Saturday, November 20, 2010

Just because it's true

We may sometimes be a little confused about why we follow, preach or teach Christ.

I remember a series of conversations I had with a Japanese woman when I lived in Japan. She wasn't a believer, and she simply could not fathom how anyone could be a Christian when the Truth of God conflicted with so much of what she wanted to believe.

Even so, she had a pretty decent understanding of the Faith, and kept asking me questions that usually went like this:

"Don't you Christians believe such-and-such?"
"Yes. We do."
"But isn't that terribly harsh [strange / illogical / scary / old-fashioned / difficult]?"
"I suppose it is."
"Well then, how can you believe it?"

I kept trying to get her to understand that how I felt about the Truth really didn't make much difference. If the doctrine she'd asked about that day was in fact true, my opinion of it was irrelevant. I could accept it or reject it. But that's it. Nothing I could do would affect the reality of it in the least.

There two important points in this story.

The first is this: If we aren't clear about the fact that Christianity is true, we allow God's message to degenerate into mere opinion.

It would be ridiculous and obnoxious of me to insist that everyone profess that autumn is the best month, because there are four equally good months out there. I happen to like autumn best. But if I sincerely believe that it is objectively and universally better than the other three, I'm a fool. The best month, like many things in life, is opinion.

God's truth is not like that. When I encourage someone to follow Christ I am not doing it because I happen to think Jesus was nicer than the Buddha. I am not offering them what I think is the better of several possible, equally good, Faiths. I am offering them the One Truth.

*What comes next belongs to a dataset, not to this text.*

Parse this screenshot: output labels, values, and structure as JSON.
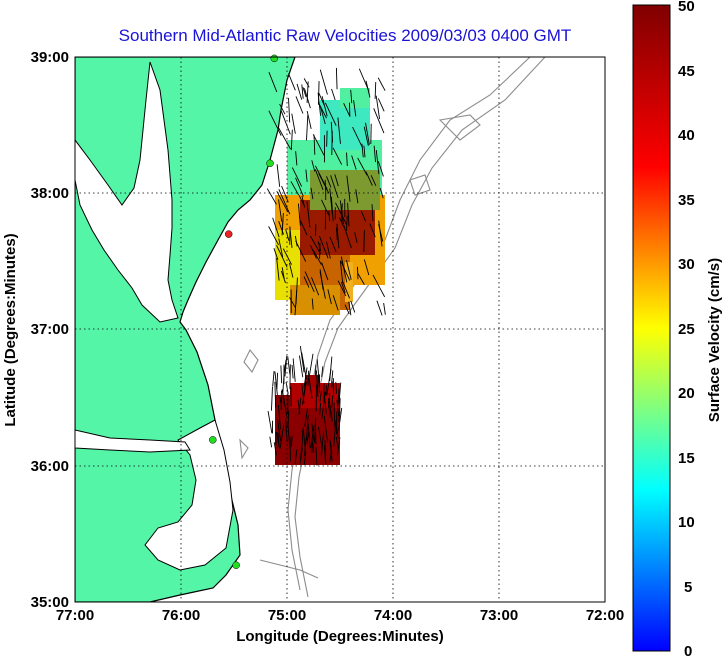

This distinction is extremely important to maintain. People must understand that what they are accepting or rejecting is reality - not some declaration on the level of, which kind of ice cream is best. The difference in gravity is tremendous.

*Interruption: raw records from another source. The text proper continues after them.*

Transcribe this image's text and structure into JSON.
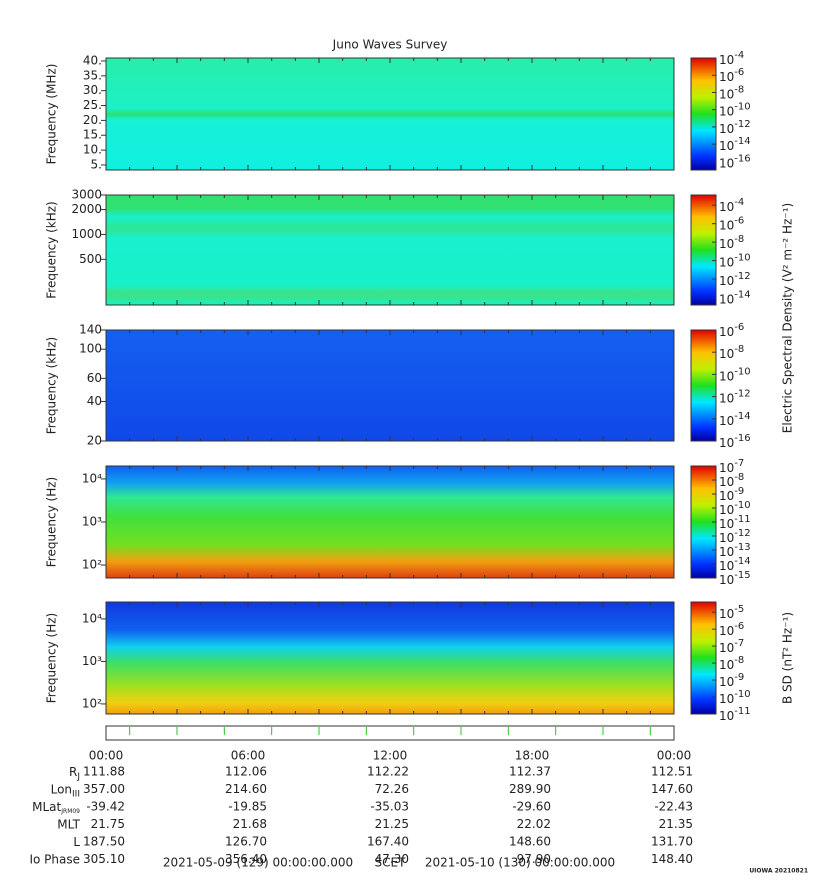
{
  "chart_data": [
    {
      "type": "heatmap",
      "title": "Juno Waves Survey",
      "ylabel": "Frequency (MHz)",
      "yscale": "linear",
      "ylim": [
        3.3,
        41
      ],
      "yticks": [
        {
          "value": 5,
          "label": "5."
        },
        {
          "value": 10,
          "label": "10."
        },
        {
          "value": 15,
          "label": "15."
        },
        {
          "value": 20,
          "label": "20."
        },
        {
          "value": 25,
          "label": "25."
        },
        {
          "value": 30,
          "label": "30."
        },
        {
          "value": 35,
          "label": "35."
        },
        {
          "value": 40,
          "label": "40."
        }
      ],
      "cbar_base": "10",
      "clim": [
        -17,
        -4
      ],
      "cticks": [
        -4,
        -6,
        -8,
        -10,
        -12,
        -14,
        -16
      ]
    },
    {
      "type": "heatmap",
      "ylabel": "Frequency (kHz)",
      "yscale": "log",
      "ylim": [
        140,
        3000
      ],
      "yticks": [
        500,
        1000,
        2000,
        3000
      ],
      "cbar_base": "10",
      "clim": [
        -14.8,
        -2.9
      ],
      "cticks": [
        -4,
        -6,
        -8,
        -10,
        -12,
        -14
      ],
      "cbar_label": "Electric Spectral Density (V² m⁻² Hz⁻¹)"
    },
    {
      "type": "heatmap",
      "ylabel": "Frequency (kHz)",
      "yscale": "log",
      "ylim": [
        20,
        140
      ],
      "yticks": [
        20,
        40,
        60,
        100,
        140
      ],
      "cbar_base": "10",
      "clim": [
        -16,
        -6
      ],
      "cticks": [
        -6,
        -8,
        -10,
        -12,
        -14,
        -16
      ]
    },
    {
      "type": "heatmap",
      "ylabel": "Frequency (Hz)",
      "yscale": "log",
      "ylim": [
        50,
        20000
      ],
      "yticks": [
        {
          "value": 100,
          "label": "10²"
        },
        {
          "value": 1000,
          "label": "10³"
        },
        {
          "value": 10000,
          "label": "10⁴"
        }
      ],
      "cbar_base": "10",
      "clim": [
        -15,
        -7
      ],
      "cticks": [
        -7,
        -8,
        -9,
        -10,
        -11,
        -12,
        -13,
        -14,
        -15
      ]
    },
    {
      "type": "heatmap",
      "ylabel": "Frequency (Hz)",
      "yscale": "log",
      "ylim": [
        58,
        25000
      ],
      "yticks": [
        {
          "value": 100,
          "label": "10²"
        },
        {
          "value": 1000,
          "label": "10³"
        },
        {
          "value": 10000,
          "label": "10⁴"
        }
      ],
      "cbar_base": "10",
      "clim": [
        -11,
        -4.4
      ],
      "cticks": [
        -5,
        -6,
        -7,
        -8,
        -9,
        -10,
        -11
      ],
      "cbar_label": "B SD (nT² Hz⁻¹)"
    }
  ],
  "ephemeris": {
    "times": [
      "00:00",
      "06:00",
      "12:00",
      "18:00",
      "00:00"
    ],
    "rows": [
      {
        "label": "R",
        "sub": "J",
        "values": [
          "111.88",
          "112.06",
          "112.22",
          "112.37",
          "112.51"
        ]
      },
      {
        "label": "Lon",
        "sub": "III",
        "values": [
          "357.00",
          "214.60",
          "72.26",
          "289.90",
          "147.60"
        ]
      },
      {
        "label": "MLat",
        "sub": "JRM09",
        "values": [
          "-39.42",
          "-19.85",
          "-35.03",
          "-29.60",
          "-22.43"
        ]
      },
      {
        "label": "MLT",
        "values": [
          "21.75",
          "21.68",
          "21.25",
          "22.02",
          "21.35"
        ]
      },
      {
        "label": "L",
        "values": [
          "187.50",
          "126.70",
          "167.40",
          "148.60",
          "131.70"
        ]
      },
      {
        "label": "Io Phase",
        "values": [
          "305.10",
          "356.40",
          "47.30",
          "97.90",
          "148.40"
        ]
      }
    ]
  },
  "footer": {
    "start": "2021-05-09 (129) 00:00:00.000",
    "mid": "SCET",
    "end": "2021-05-10 (130) 00:00:00.000"
  },
  "credit": "UIOWA 20210821"
}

CS Lewis puts it like this:

The great difficulty is to get modern audiences to realize that you are preaching Christianity solely and simply because you happen to think it true; they always suppose you are preaching it because you like it or think it good for society or something of that sort. Now a clearly maintained distinction between what the Faith actually says and what you would like it to have said or what you understand or what you personally find helpful or think probable, forces your audience to realize that you are tied to your data just as the scientist is tied by the results of the experiments; that you are not just saying what you like. This immediately helps them realize that what is being discussed is a question about objective fact — not gas about ideals and points of view.  (From Mere Christianity)

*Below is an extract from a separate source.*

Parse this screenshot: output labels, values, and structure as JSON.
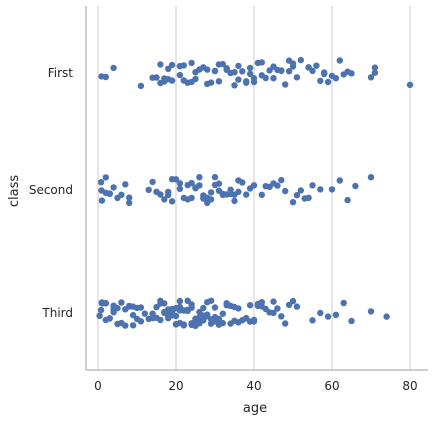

This leads nicely into the second point: The Word of God has beauty, power, majesty, comfort, wisdom, etc. The Word of God is True. We are perfectly right to rejoice in and share its beauty etc, but if we don't hold to God's Word because it is True, we could be in serious danger.

If we believe, preach, or teach Christ primarily because we think the message is beautiful or helpful or life-changing (or any of the other hundreds of possible reasons), we are likely to eventually go in one of three wrong directions:

  • Those who believe because it's beautiful may lose faith when they see "ugliness" (eg, Hell) in it. Those who preach it because it's life-changing may lose heart when they see someone whose life did not change. Etc.
  • We may begin to pick and choose our doctrines. You know how it goes. "I like this one. But I do not like that one. So I will embrace this one. And I will reject that one."
  • We may be tempted to push it in the direction we want it to go, gradually moving away from the truth so that it lines up better with the reason we teach it. If we teach the gospel because we love the poor or think society corrupt, we could make Jesus into a mere social reformer. If we want evil people to suffer for their sins, we could twist the Word so that mercy loses out to judgment. And so on.
Instead, let us remain stable and focused and wise.

Your word, LORD, is eternal; 
   it stands firm in the heavens...
The statutes you have laid down are righteous; 
   they are fully trustworthy... 
Your promises have been thoroughly tested, 
   and your servant loves them...
Your righteousness is everlasting 
   and your law is true. 
(Psalm 119)

Thank you all for reading today. I sincerely appreciate it!